I am having below content with different (4 sets)urls presented in my logs, having index="abc_uyt"
RuntimeException having https://google.yahoo.com/web/kiran/cart/groups/ronaldo/getbilledvspaid/v1
RuntimeException having https://google.yahoo.com/web/kiran/cart/groups/ronaldo/paymenthistory/v1
RuntimeException having https://google.yahoo.com/web/kiran/cart/groups/ronaldo/requesthistory/v1
RuntimeException having https://google.yahoo.com/web/kiran/cart/groups/ronaldo/runninghistory/v1
RuntimeException having https://google.yahoo.com/web/kiran/cart/groups/watson/invoicedetail/v1
RuntimeException having https://google.yahoo.com/web/kiran/cart/groups/watson/invoicesummary/v1
RuntimeException having https://google.yahoo.com/web/kiran/cart/groups/watson/gettingValue/v1
RuntimeException having https://google.yahoo.com/web/kiran/cart/groups/watson/historyValue/v1
RuntimeException having https://microsoft.word.com/ringert/rkj3/obama/funatwork
RuntimeException having https://microsoft.word.com/ringert/rkj3/obama/runathome
RuntimeException having https://cisco-services.raj.com/ytr-services/gilchrist/vision
RuntimeException having https://cisco-services.raj.com/ytr-services/gilchrist/health
and i want to get the count based on ronaldo, watson, obama, gilchrist with appropriate values also as tabular form like below
ronaldo - 25
watson - 22
obama - 36
gilchrist - 21
Could any one please assist, i have tried with rex, sed, count.. but getting unexpected count
If the URL domains are fixed, you try like this
index="abc_uyt"
| rex field=UrlFieldName "https:\/\/(google([^\/]+\/){5}|microsoft([^\/]+\/){3}|cisco([^\/]+\/){2})(?<name>[^\/]+)"
| stats count by name
See the regex working with your sample data here: https://regex101.com/r/t8coTo/1
If the URL domains are fixed, you try like this
index="abc_uyt"
| rex field=UrlFieldName "https:\/\/(google([^\/]+\/){5}|microsoft([^\/]+\/){3}|cisco([^\/]+\/){2})(?<name>[^\/]+)"
| stats count by name
See the regex working with your sample data here: https://regex101.com/r/t8coTo/1
can you please consider above scenario ? please the syntax is almost correct not getting name based count
Above regex works with your new data samples as well. https://regex101.com/r/BCtKTw/1
In my query, I'm assuming there is a URL field which contains these logs or the URL portion of it. If there is no such field and you're searching though your whole log entry or _raw field, just remove field=UrlFieldName from above query.
Thanks, its worked
If the URLs will always end with either /something
OR /something/v1
(where the "v1" will literally always be "v1" and not anything else), then this should work:
| rex field=_raw "(?<name>\w+)\/\w+(\/v1)?$"
| stats count by name
Alternately, if you have a finite list of names you're looking for, you could create a wildcard lookup containing those names.

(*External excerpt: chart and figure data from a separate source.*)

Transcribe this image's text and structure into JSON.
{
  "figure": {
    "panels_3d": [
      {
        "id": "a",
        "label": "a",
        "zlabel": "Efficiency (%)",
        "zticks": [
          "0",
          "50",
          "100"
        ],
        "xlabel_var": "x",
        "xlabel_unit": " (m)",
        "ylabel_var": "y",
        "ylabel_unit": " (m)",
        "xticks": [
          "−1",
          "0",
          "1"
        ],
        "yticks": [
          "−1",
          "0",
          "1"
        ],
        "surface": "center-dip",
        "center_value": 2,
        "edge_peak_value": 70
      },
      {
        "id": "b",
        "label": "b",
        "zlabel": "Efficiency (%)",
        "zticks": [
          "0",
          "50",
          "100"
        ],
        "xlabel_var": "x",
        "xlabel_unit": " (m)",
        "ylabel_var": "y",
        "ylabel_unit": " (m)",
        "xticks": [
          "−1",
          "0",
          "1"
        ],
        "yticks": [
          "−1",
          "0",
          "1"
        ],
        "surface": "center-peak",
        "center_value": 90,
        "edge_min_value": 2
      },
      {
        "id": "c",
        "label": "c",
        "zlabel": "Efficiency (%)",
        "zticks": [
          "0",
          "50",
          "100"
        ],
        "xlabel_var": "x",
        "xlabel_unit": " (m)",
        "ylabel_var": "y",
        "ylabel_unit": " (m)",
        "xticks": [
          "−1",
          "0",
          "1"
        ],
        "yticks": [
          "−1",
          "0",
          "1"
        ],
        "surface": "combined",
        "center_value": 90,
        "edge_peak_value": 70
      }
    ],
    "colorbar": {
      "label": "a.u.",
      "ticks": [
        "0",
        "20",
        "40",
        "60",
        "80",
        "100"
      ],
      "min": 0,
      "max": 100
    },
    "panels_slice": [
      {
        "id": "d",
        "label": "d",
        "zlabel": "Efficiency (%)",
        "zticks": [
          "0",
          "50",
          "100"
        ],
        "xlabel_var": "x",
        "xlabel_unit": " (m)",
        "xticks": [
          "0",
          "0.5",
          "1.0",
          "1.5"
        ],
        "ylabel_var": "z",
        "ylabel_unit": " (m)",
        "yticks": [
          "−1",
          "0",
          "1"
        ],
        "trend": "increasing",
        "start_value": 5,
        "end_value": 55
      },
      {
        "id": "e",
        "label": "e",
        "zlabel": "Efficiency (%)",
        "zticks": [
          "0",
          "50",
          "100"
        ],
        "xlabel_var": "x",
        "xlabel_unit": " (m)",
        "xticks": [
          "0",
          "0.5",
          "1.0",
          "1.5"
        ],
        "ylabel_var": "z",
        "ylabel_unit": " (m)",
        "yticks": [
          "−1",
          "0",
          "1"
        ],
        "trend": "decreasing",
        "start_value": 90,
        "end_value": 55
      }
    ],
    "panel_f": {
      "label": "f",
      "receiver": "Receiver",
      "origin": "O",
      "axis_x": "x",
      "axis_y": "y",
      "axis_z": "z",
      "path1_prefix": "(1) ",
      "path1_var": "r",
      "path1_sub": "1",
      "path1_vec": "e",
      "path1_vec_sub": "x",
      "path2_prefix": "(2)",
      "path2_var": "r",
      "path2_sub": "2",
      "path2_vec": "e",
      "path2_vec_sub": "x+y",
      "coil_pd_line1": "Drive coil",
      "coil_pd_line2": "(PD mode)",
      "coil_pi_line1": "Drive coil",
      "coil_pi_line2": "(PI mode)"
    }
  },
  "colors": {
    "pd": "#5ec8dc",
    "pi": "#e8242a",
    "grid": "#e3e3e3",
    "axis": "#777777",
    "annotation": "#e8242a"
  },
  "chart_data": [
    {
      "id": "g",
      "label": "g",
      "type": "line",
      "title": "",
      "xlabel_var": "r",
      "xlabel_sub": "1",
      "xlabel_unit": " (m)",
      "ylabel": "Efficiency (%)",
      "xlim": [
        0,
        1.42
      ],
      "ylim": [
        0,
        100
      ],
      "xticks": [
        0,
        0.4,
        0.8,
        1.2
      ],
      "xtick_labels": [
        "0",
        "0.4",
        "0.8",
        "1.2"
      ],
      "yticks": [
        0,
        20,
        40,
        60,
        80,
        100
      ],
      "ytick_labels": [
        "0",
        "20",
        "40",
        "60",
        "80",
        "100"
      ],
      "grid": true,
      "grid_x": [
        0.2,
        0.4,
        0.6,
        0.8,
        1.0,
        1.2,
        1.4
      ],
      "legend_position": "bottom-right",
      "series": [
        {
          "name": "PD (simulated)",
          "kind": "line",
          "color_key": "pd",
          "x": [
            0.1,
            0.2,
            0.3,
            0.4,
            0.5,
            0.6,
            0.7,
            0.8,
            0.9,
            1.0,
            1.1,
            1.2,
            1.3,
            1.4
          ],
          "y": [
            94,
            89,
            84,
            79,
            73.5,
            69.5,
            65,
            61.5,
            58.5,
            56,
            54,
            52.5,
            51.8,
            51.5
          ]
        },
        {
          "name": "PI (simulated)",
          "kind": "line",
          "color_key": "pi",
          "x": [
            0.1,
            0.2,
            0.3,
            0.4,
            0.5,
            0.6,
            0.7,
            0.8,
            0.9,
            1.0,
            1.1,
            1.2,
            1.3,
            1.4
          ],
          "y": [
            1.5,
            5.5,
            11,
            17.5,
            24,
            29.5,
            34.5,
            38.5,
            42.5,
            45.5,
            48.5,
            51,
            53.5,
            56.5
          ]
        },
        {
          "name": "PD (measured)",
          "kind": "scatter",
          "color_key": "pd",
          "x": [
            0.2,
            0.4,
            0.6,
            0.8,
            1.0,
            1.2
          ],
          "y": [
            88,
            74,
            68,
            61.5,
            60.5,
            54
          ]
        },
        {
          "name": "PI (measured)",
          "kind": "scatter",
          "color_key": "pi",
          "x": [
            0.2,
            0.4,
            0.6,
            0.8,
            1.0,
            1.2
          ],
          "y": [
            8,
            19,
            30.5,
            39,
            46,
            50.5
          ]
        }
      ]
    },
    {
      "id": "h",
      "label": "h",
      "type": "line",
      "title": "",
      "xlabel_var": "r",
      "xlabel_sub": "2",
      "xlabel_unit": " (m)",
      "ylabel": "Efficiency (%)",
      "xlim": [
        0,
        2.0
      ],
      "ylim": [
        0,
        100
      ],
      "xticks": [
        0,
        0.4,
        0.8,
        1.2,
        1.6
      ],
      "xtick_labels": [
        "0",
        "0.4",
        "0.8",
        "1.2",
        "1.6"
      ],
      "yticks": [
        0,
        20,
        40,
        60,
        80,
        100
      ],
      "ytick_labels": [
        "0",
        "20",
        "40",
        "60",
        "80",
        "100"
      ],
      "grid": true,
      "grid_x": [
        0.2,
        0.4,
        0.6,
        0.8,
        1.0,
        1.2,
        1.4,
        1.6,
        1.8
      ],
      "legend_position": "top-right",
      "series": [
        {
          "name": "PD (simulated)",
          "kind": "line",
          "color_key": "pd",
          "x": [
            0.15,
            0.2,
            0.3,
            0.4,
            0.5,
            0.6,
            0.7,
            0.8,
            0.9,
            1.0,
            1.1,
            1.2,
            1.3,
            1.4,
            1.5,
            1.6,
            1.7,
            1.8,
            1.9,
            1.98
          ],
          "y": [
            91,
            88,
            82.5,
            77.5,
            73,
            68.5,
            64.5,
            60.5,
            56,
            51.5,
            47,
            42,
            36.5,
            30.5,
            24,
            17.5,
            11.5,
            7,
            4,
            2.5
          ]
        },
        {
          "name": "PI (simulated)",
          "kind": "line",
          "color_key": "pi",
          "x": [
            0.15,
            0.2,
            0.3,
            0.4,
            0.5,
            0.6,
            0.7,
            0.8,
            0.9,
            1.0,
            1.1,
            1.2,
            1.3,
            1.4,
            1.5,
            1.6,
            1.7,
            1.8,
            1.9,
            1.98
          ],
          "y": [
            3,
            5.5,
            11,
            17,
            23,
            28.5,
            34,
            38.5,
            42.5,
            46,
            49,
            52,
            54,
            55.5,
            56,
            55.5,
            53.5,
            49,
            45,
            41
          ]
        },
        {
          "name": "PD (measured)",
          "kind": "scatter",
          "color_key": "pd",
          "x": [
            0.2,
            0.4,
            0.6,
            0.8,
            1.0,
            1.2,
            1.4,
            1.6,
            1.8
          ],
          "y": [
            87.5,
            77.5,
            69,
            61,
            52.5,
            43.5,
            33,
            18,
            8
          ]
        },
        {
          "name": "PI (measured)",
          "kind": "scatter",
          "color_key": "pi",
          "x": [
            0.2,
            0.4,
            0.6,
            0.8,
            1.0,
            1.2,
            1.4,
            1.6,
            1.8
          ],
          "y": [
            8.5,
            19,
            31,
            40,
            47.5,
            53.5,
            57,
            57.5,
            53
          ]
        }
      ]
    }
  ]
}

Here's a good answer that explains how to do that:
https://answers.splunk.com/answers/52580/can-we-use-wildcard-characters-in-a-lookup-table.html
I'll assume you load those in such that you wind up with something like this:
user, username
*ronaldo*, ronaldo
*watson*, watson
*obama*, obama
*gilchrist*, gilchrist
Once you have the names loaded into your wildcard lookup, you would do something like this:
your base search where the URLs are in a field called URL
| lookup your_wildcard_lookup user AS URL OUTPUT username
| stats count by username
logs are comes like below sets log1, log2, log3 , log4, log5, log6
log1: Caused by: java.RuntimeException having https://google.yahoo.com/web/kiran/cart/groups/ronaldo/getbilledvspaid/v1: Read timed out
log2: Caused by: java.RuntimeException having https://google.yahoo.com/web/kiran/cart/groups/ronaldo/saysfs/v1: Read timed out
log3: Caused by: java.RuntimeException having https://google.yahoo.com/web/kiran/cart/groups/watson/invoicesummary/v1: Read timed out
log4: Caused by: java.RuntimeException having https://google.yahoo.com/web/kiran/cart/groups/watson/iuaxaddd/v1: Read timed out
log5: KHGM PDF invoice service at endpoint: https://microsoft.word.com/ringert/rkj3/obama/funatwork
log6: and setting service endpoint URL: https://cisco-services.raj.com/ytr-services/gilchrist/health
For the first set, will the URLs always ends with v1 ?
No, they are not end with v1, rather than i have to depend on the url domains
The field you are looking for seems to be in different places in the URLs. What determines the where the field is located?